A Facebook spokesperson said that the company provided full cooperation with the DOJ regarding the review but disagrees with the charges, not offering any more comments on the ongoing litigation. The lawsuit claims that F.B. favored the temporary visa workers while discriminating against U.S. workers. The incident began in January 2018 and lasted till September 2019. F.B. didn't openly advertise about the job vacancies on its career website and denied job roles to U.S. workers; these, DOJ believes, were the tactics used by F.B. 

Eric S. Dreiband, head of the DOJ's Civil Rights Division, in a statement, said, "our message to workers is clear: if companies deny employment opportunities by illegally preferring temporary visa holders, the Department of Justice will hold them accountable." "Our message to all employers — including those in the technology sector — is clear: you cannot illegally prefer to recruit, consider or hire temporary visa holders over U.S. workers," he further says. The lawsuit claims that Facebook's employing practices also negatively affect temporary visa holders by creating unequal employment status. The workers will rely on F.B's job to retain their immigration status. 
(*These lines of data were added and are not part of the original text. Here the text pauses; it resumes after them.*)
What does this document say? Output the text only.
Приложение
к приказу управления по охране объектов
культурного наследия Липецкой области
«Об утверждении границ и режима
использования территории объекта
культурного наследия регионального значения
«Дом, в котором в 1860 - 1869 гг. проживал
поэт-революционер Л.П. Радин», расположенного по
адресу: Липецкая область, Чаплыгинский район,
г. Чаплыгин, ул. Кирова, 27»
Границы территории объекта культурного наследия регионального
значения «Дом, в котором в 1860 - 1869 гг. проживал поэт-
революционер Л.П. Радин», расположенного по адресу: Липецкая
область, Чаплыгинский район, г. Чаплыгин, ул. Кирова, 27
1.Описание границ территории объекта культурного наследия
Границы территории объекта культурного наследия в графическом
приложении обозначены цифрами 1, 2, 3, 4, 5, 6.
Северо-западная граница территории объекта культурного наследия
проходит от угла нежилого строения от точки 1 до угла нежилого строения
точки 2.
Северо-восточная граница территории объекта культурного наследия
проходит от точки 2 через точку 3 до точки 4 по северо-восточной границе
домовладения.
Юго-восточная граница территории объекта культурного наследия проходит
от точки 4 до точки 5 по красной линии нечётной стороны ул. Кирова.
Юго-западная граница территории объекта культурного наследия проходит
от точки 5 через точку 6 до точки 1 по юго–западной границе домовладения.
"Facebook knowingly and intentionally deterred U.S. workers from applying to and failed to meaningfully recruit U.S. workers for its PERM-related positions, when it subjected such applicants to more burdensome recruitment procedures because it preferred to employ temporary visa holders in those positions, because of their citizenship or immigration status," says the lawsuit. In a press release, DOJ noted that it was a two years investigation. In other cases, DOJ has been reviewing the tech industry since 2019 and has also filed an anti-trust lawsuit against Google recently in October.